We are in a cultural period at odds with the long history of human engagement in the arts and crafts. In the making of Persian rugs a single knot was to be left poorly tied in an expression of respect to the perfection of the divine creator. In the early Japanese crafts tradition, a small thing was to be left unattended in respect to the perfection of natural, non-made reality. So you can see that human creativity was an expression of relationship with nature and the divine. If you look at a leaf or a flower as your inspiration, you will be moved in ways different than by what you might find at your local Target store.

Now, we have the near perfection of manufactured objects dominating our lives, and we seek more personal expression to differentiate from the machine and the cold impersonal qualities we face. We are led by inner forces to seek warmth of human engagement in our friendships and in the objects that inhabit our lives. We look for finger prints left in the glaze as evidence of greater worth as we seek some small sign of personal direct human involvement in the making of the object. Even failed attention in the form of crude workmanship is preferable to the impersonal. On the one hand crude craftsmanship may offer a rationale for being lazy. On the other hand it may be a necessary statement of rebellion... a quick expression of spontaneity in a too controlled, overly mechanized existence.
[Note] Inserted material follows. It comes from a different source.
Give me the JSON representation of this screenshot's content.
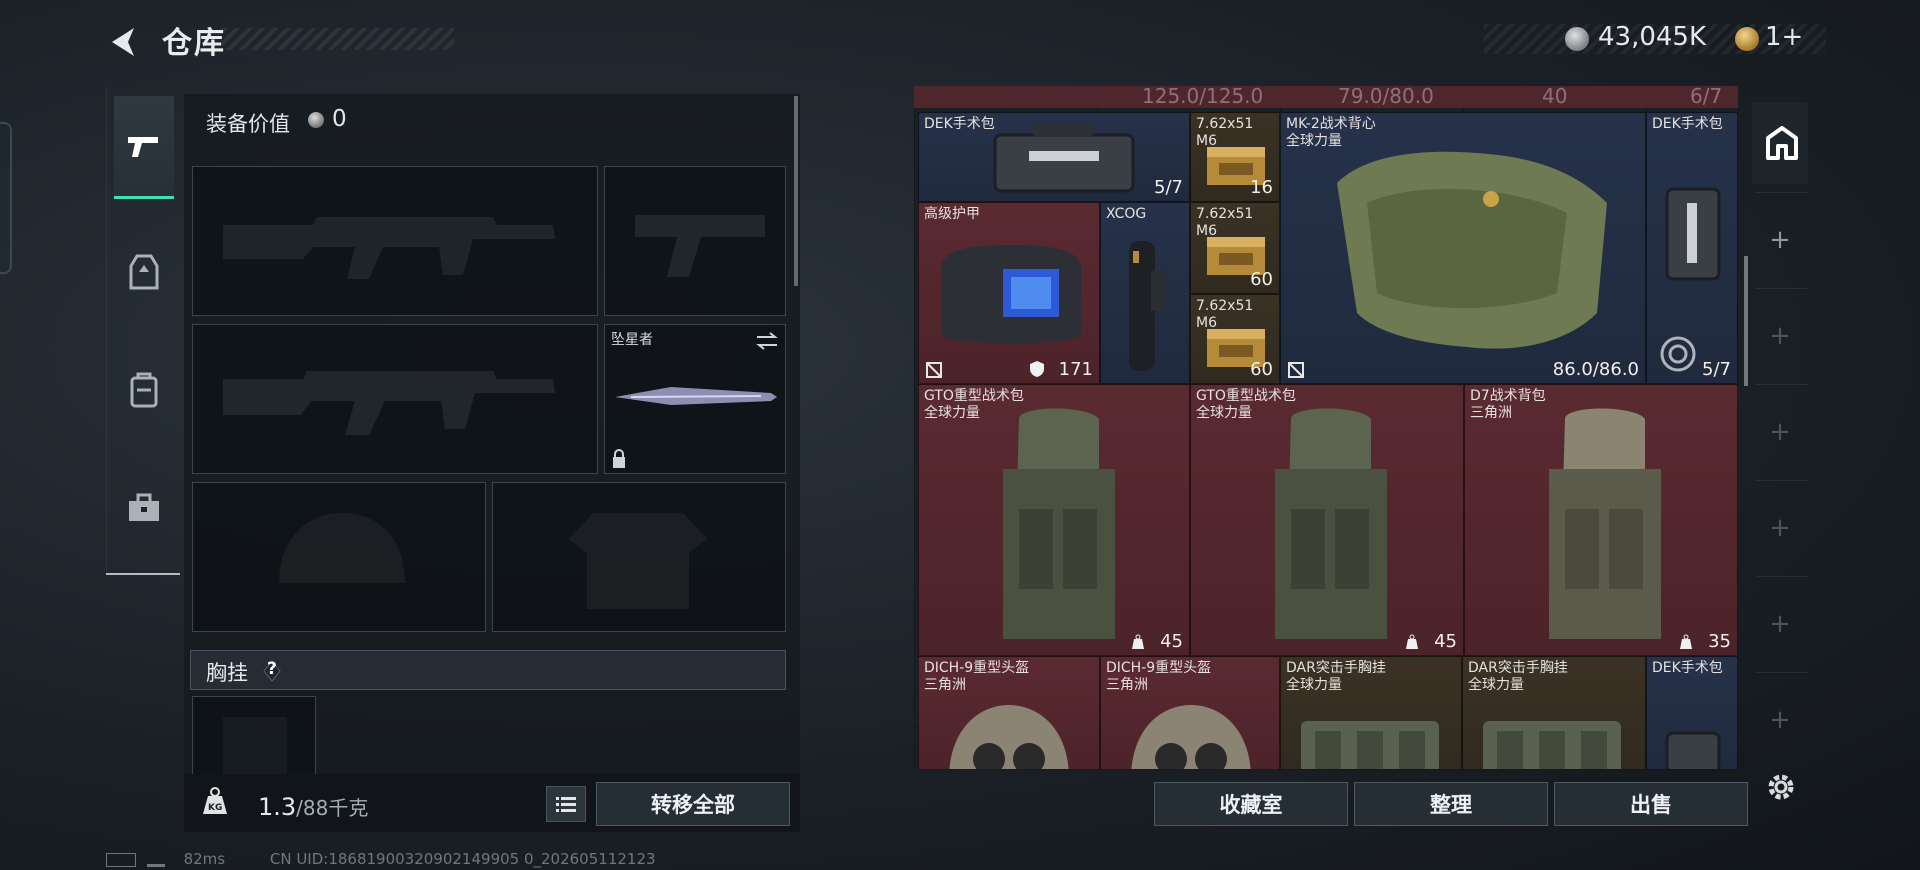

I guess it would depend on knowing the motivation of the individual artist to say which.

But it is particularly interesting that early craftsmen and artists defined themselves as creators in alignment with the divine, while we often find our definitions as artists or craftsmen through opposition to the machine and the impersonal qualities of modern life.

It seems we are one step off the mark. And all this helps to explain why, when an early anthropologist asked a Balinese tribesman about Balinese art, the tribesman explained "In Bali we have no art. We do everything as well as we can." In stark contrast, we have arts and crafts because so much is done without care or direct human attention, and we need them (A&C) desperately to help us regain our course.

As we live our lives with less reference to nature and/or the divine, our framework for expression becomes opposition rather than alignment. I suspect that we might progress as a society and as artists and/or craftsmen a bit more if we took a more positive stance, and ceased to underestimate the importance of developed skill as an expression of human will, attention and love.